Haha I work with manufacturers in the food industry and believe me people dont want to know what it takes to get a product on a grocery shelf. Tallow is basically refined beef fat and lard is pig fat. The "by-products" from slaughterhouses and processing plants are processed to separate the tissue,bone,fat etc through various process to be used in other areas and one being beef tallow for food production or soap manufacturing.
Textbook as follows:
Industrial rendering is a factory-scale process that uses slaughterhouse waste, restaurant grease, and butcher shop trimmings as its raw materials. This material can include the fatty tissue, heads, bones, offal, other waste animal parts, animals condemned at slaughterhouses, and those that have died on farms, in transit, etc. The raw material may be beef, pork, or poultry. The rendering process simultaneously dries the material and separates the fat from the bone and protein. After rendering, the materials are much more resistant to spoiling. The fat can be used in animal feed, in soap-making, in candles, as a raw material for biodiesel production, and as a feed-stock for the oleochemical industry. The bone and protein becomes dry particles known as meat and bone meal. For many years meat and bone meal were fed to cattle. This practice is now prohibited in developed countries because it is believed to be the main route for the spread of BSE (mad-cow disease). Meat and bone meal is still fed to non-ruminant animals in the United States.
Edible rendering processes are basically meat processing operations and produce lard or edible tallow for use in food products. Edible rendering is generally carried out in a continuous process at low temperature (less than the boiling point of water). Basically the process usually consists of finely chopping the edible fat materials (generally fat trimmings from meat cuts), heating them with or without added steam, and then carrying out two or more stages of centrifugal separation. The first stage separates the liquid consisting of mingled water and fat from the solids, and the second stage further separates the fat from the water. The solids may be used in food products, pet foods, etc, depening on the original materials. The separated fat may be used in food products, or if in surplus, it may be diverted to soapmaking operations. Most edible rendering is done by meat packing or processing companies.

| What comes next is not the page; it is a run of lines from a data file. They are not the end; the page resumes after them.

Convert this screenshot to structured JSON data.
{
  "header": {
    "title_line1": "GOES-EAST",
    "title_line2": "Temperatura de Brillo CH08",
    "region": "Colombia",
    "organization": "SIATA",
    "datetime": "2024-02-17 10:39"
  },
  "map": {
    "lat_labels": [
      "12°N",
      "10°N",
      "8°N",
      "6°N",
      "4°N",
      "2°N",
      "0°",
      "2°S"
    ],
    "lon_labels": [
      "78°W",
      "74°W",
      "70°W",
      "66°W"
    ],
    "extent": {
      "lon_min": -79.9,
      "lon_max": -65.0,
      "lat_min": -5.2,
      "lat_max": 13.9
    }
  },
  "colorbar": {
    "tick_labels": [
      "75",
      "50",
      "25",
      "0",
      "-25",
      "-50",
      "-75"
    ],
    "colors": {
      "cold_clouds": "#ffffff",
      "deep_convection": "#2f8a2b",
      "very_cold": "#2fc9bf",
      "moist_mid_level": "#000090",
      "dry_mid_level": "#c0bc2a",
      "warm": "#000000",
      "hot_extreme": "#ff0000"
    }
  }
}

Materials that for esthetic or sanitary reasons are not suitable for human food are the feedstocks for inedible rendering processes. Much of the inedible raw material is rendered using the "dry" method. This may be a batch or a continuous process by which the material is heated in a steam jacketed vessel to drive off the moisture and simultaneously release the fat from the fat cells. The material is first ground, then heated to release the fat and drive off the moisture, percolated to drain off the free fat, and then more fat is pressed out of the solids which at this stage are called "cracklings" or "dry-rendered tankage". The cracklings are further ground to make meat and bone meal. A variation on a dry process involves finely chopping the material, fluidizing it with hot fat, and then evaporating the mixture in one or more evaporator stages. Some inedible rendering is done using a wet process, which is generally a continuous process similar in some ways to that used for edible materials. The material is heated with added steam and then pressed to remove a water-fat mixture which is then separated into fat, water and fine solids by stages of centrifuging and/or evaporation. The solids from the press are dried and then ground into meat and bone meal. Most independent renderers process only inedible material.